Beyond being an absolute professional, he brought a sense of confidence. I began truly believing that we may be onto something special, not just in this single game, but in the grand Clandestine universe, and story arcs that I’d created.
ZenFri
The trailer makes the experience look pretty futuristic. Did you have to develop or modify any technology to realize your vision, or are you simply employing existing AR and geolocation systems?
Thanks. I’m glad you find it to be impressive!
In the teaser where we meet the player’s companion, Nuncio, is actually the least sophisticated use of AR that you’ll find in the game. In the late game missions, if you walk to the mission locations and use AR, you’ll literally feel surrounded by the battle, with colossal machines of war firing on enemies that are attacking all around you.
A small taste of that is in our new gameplay trailer. But even that is an example of AR in an early mission.
We’re using a bunch of established technologies like Unity 3D, Open Street Maps, and Metaio (an AR SDK very recently purchased by Apple), but there is a lot of custom code working between all these systems to get it all working together nicely. The heaviest custom code was used to get the AR, GPS, and Maps to work together nicely, and to eliminate the “jitter” and other stability issues you normally get with GPS based AR.
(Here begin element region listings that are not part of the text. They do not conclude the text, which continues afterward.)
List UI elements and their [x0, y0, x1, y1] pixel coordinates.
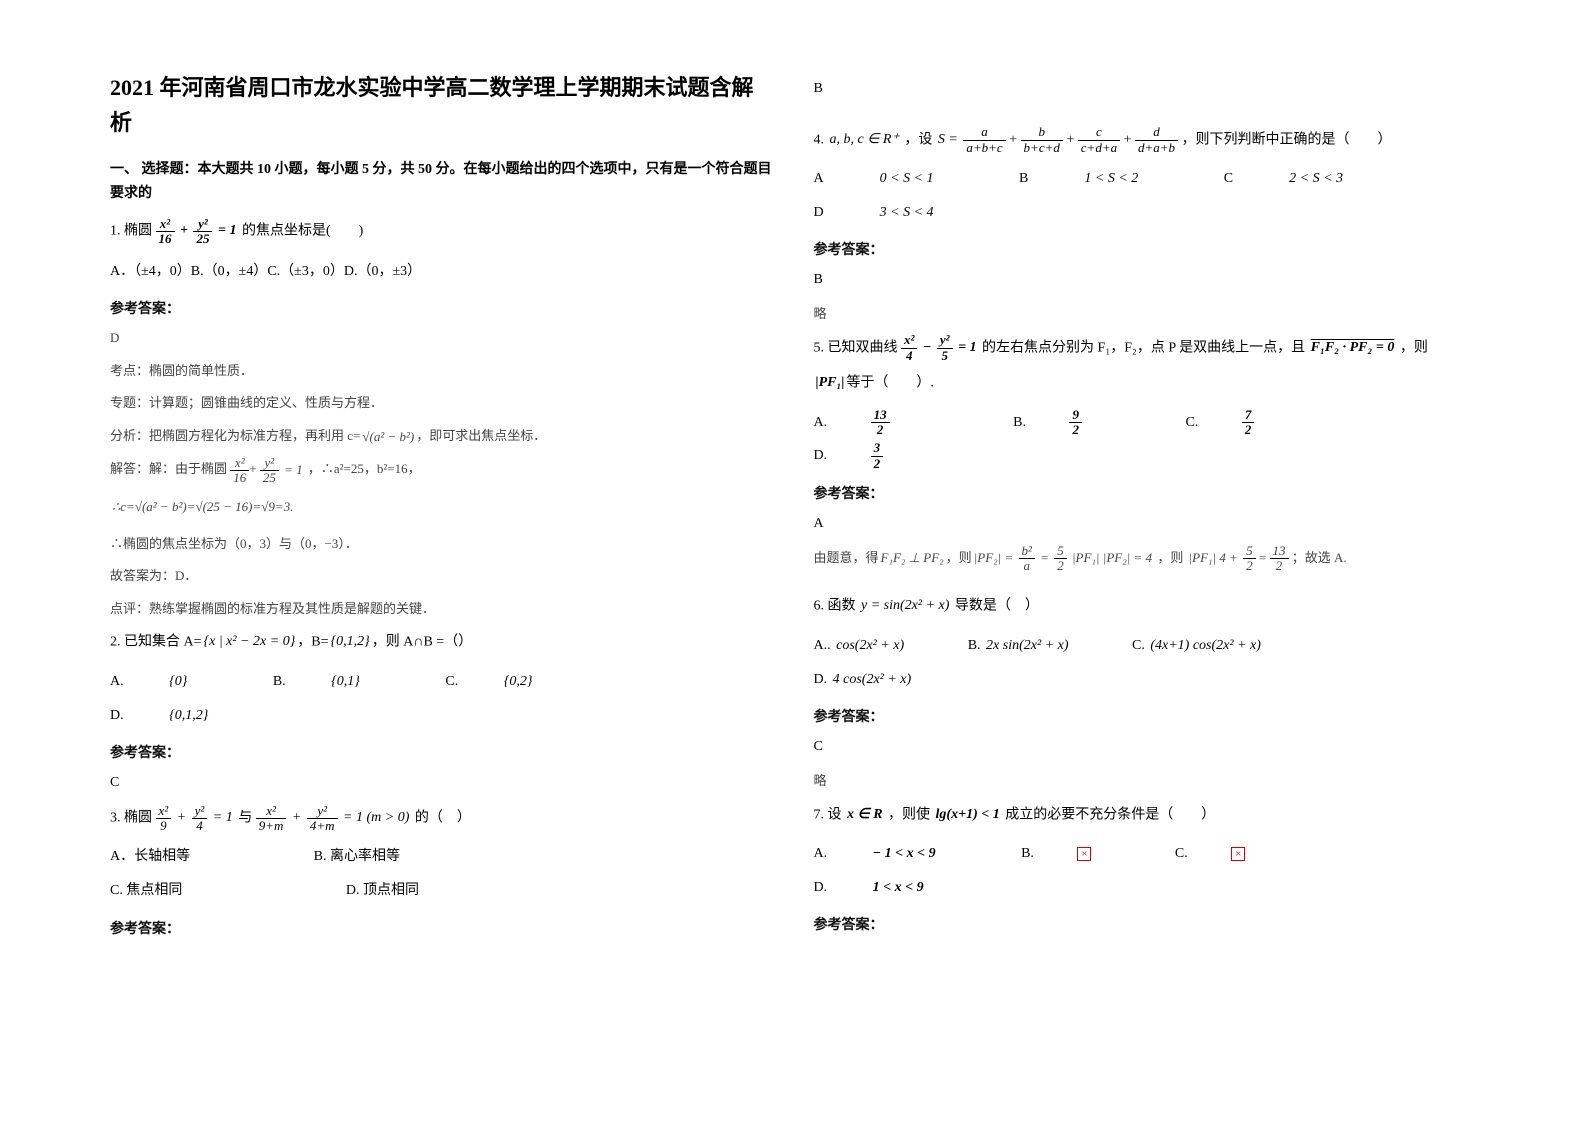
- q1-answer-letter: D: [110, 324, 774, 353]
- broken-image-icon: ×: [1231, 847, 1245, 861]
- q1-line-c: 分析：把椭圆方程化为标准方程，再利用 c=√(a² − b²)，即可求出焦点坐标…: [110, 422, 774, 451]
- question-2: 2. 已知集合 A={x | x² − 2x = 0}，B={0,1,2}，则 …: [110, 627, 774, 658]
- q1-line-a: 考点：椭圆的简单性质．: [110, 357, 774, 386]
- q1-frac2: y²25: [193, 217, 212, 247]
- q4-optC: C 2 < S < 3: [1224, 162, 1385, 196]
- q7-optB: B. ×: [1021, 837, 1131, 871]
- section-1-heading: 一、 选择题：本大题共 10 小题，每小题 5 分，共 50 分。在每小题给出的…: [110, 158, 774, 206]
- q3-optA: A．长轴相等: [110, 840, 190, 874]
- q5-options: A. 132 B. 92 C. 72 D. 32: [814, 406, 1478, 473]
- q4-answer-label: 参考答案：: [814, 239, 1478, 259]
- q1-line-e: ∴c=√(a² − b²)=√(25 − 16)=√9=3.: [110, 493, 295, 522]
- q5-expl: 由题意，得F₁F₂ ⊥ PF₂，则|PF₂| = b²a = 52 |PF₁| …: [814, 544, 1478, 574]
- q7-optD: D. 1 < x < 9: [814, 871, 966, 905]
- q6-optD: D. 4 cos(2x² + x): [814, 663, 954, 697]
- q2-optD: D. {0,1,2}: [110, 699, 250, 733]
- q7-optA: A. − 1 < x < 9: [814, 837, 978, 871]
- q3-answer-letter: B: [814, 74, 1478, 105]
- q1-answer-label: 参考答案：: [110, 298, 774, 318]
- q6-optC: C. (4x+1) cos(2x² + x): [1132, 629, 1303, 663]
- page-title: 2021 年河南省周口市龙水实验中学高二数学理上学期期末试题含解析: [110, 70, 774, 140]
- right-column: B 4. a, b, c ∈ R⁺ ，设 S = aa+b+c + bb+c+d…: [794, 70, 1498, 1082]
- q1-options: A．（±4，0）B.（0，±4）C.（±3，0）D.（0，±3）: [110, 257, 774, 288]
- left-column: 2021 年河南省周口市龙水实验中学高二数学理上学期期末试题含解析 一、 选择题…: [90, 70, 794, 1082]
- q6-answer-label: 参考答案：: [814, 706, 1478, 726]
- broken-image-icon: ×: [1077, 847, 1091, 861]
- q7-answer-label: 参考答案：: [814, 914, 1478, 934]
- q6-answer-letter: C: [814, 732, 1478, 763]
- q6-note: 略: [814, 767, 1478, 796]
- q4-note: 略: [814, 300, 1478, 329]
- q1-frac1: x²16: [156, 217, 175, 247]
- q6-optB: B. 2x sin(2x² + x): [968, 629, 1111, 663]
- question-4: 4. a, b, c ∈ R⁺ ，设 S = aa+b+c + bb+c+d +…: [814, 125, 1478, 156]
- q1-line-g: 故答案为：D．: [110, 562, 774, 591]
- q7-optC: C. ×: [1175, 837, 1285, 871]
- q3-options: A．长轴相等 B. 离心率相等 C. 焦点相同 D. 顶点相同: [110, 840, 774, 907]
- q2-optC: C. {0,2}: [445, 665, 574, 699]
- q4-optA: A 0 < S < 1: [814, 162, 976, 196]
- q4-optD: D 3 < S < 4: [814, 196, 976, 230]
- q1-eq: = 1: [216, 216, 238, 247]
- question-3: 3. 椭圆 x²9 + y²4 = 1 与 x²9+m + y²4+m = 1 …: [110, 803, 774, 834]
- q5-optC: C. 72: [1185, 406, 1334, 440]
- q2-optB: B. {0,1}: [273, 665, 402, 699]
- q4-options: A 0 < S < 1 B 1 < S < 2 C 2 < S < 3 D 3 …: [814, 162, 1478, 229]
- q1-line-h: 点评：熟练掌握椭圆的标准方程及其性质是解题的关键．: [110, 595, 774, 624]
- plus-sign: +: [178, 216, 190, 247]
- q5-answer-label: 参考答案：: [814, 483, 1478, 503]
- q6-options: A.. cos(2x² + x) B. 2x sin(2x² + x) C. (…: [814, 629, 1478, 696]
- q3-answer-label: 参考答案：: [110, 918, 774, 938]
- q1-suffix: 的焦点坐标是( ): [242, 224, 363, 239]
- q4-optB: B 1 < S < 2: [1019, 162, 1180, 196]
- q2-answer-label: 参考答案：: [110, 742, 774, 762]
- question-6: 6. 函数 y = sin(2x² + x) 导数是（ ）: [814, 591, 1478, 622]
- q2-answer-letter: C: [110, 768, 774, 799]
- q2-optA: A. {0}: [110, 665, 229, 699]
- question-5: 5. 已知双曲线 x²4 − y²5 = 1 的左右焦点分别为 F₁，F₂，点 …: [814, 333, 1478, 364]
- q4-answer-letter: B: [814, 265, 1478, 296]
- q5-line2: |PF₁|等于（ ）.: [814, 368, 1478, 399]
- q2-options: A. {0} B. {0,1} C. {0,2} D. {0,1,2}: [110, 665, 774, 732]
- q5-optD: D. 32: [814, 439, 964, 473]
- q1-line-f: ∴椭圆的焦点坐标为（0，3）与（0，−3）．: [110, 530, 774, 559]
- q3-optB: B. 离心率相等: [314, 840, 400, 874]
- question-7: 7. 设 x ∈ R ，则使 lg(x+1) < 1 成立的必要不充分条件是（ …: [814, 800, 1478, 831]
- q3-optC: C. 焦点相同: [110, 874, 182, 908]
- q5-optA: A. 132: [814, 406, 970, 440]
- q1-prefix: 1. 椭圆: [110, 224, 152, 239]
- q1-line-b: 专题：计算题；圆锥曲线的定义、性质与方程．: [110, 389, 774, 418]
- q7-options: A. − 1 < x < 9 B. × C. × D. 1 < x < 9: [814, 837, 1478, 904]
- q5-optB: B. 92: [1013, 406, 1162, 440]
- q1-line-d: 解答：解：由于椭圆 x²16+ y²25 = 1 ，∴a²=25，b²=16，: [110, 455, 774, 485]
- q6-optA: A.. cos(2x² + x): [814, 629, 947, 663]
- q3-optD: D. 顶点相同: [346, 874, 419, 908]
- question-1: 1. 椭圆 x²16 + y²25 = 1 的焦点坐标是( ): [110, 216, 774, 247]
- q5-answer-letter: A: [814, 509, 1478, 540]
Winnipeg is better known for Neil Young and Winnie-the-Pooh than innovative game studios. What’s it like working on games there? Is there a network of indie developers who know and rely on each other?
We have a very supportive community that’s small enough to work together, but large enough to have a few of us thrive. ZenFri is neither the largest, nor the oldest studio in the city.
My own creative temperament is to work pretty isolated from other companies, but still collaborate on community-wide issues and events.”
ZenFri
What’s your core demographic? Who do you expect to see wandering the streets of Winnipeg and other cities, phone in hand, rescuing humanity along with the broader galaxy?
Our core demographic is male, mid-core mobile gamers, although we hope it will expand far beyond that.
We believe that video games are for everyone, and that the exciting technologies used in conjunction with the optional active nature of Clandestine: Anomaly will intrigue those who do not typically consider themselves gamers. For us it’s about an overall experience, and we hope it’s a novel enough experience to reach further than it otherwise would.
We are aware that there is resistance with some hard-core gamers towards mobile games, and even to AR. We feel their pain; there isn’t a lot out there for them on mobile and in the case of AR most games are worthy of the ridicule.
Our goal has always been to try to sway those people into incorporating mobile games to their day. We believe that by leveraging cutting edge technology in order to create a large immersive experience on a small device, Clandestine: Anomaly will entice those who most often game on PC or consoles. The phone is merely the keyhole into what we feel is a very big experience.
Of course we’re getting close to finding out if we’ve succeeded or not.
As to seeing people out and about playing the game, we’re as curious as anyone to see what the uptake is on the outdoor features of the game. Of course, I also realize that a good covert agent who has been entrusted to fight an intergalactic war might be hard to detect even if they’re right in front of you.
Ideally, they’ll be everywhere and barely be noticed.
The preceding interview was lightly edited for length and flow.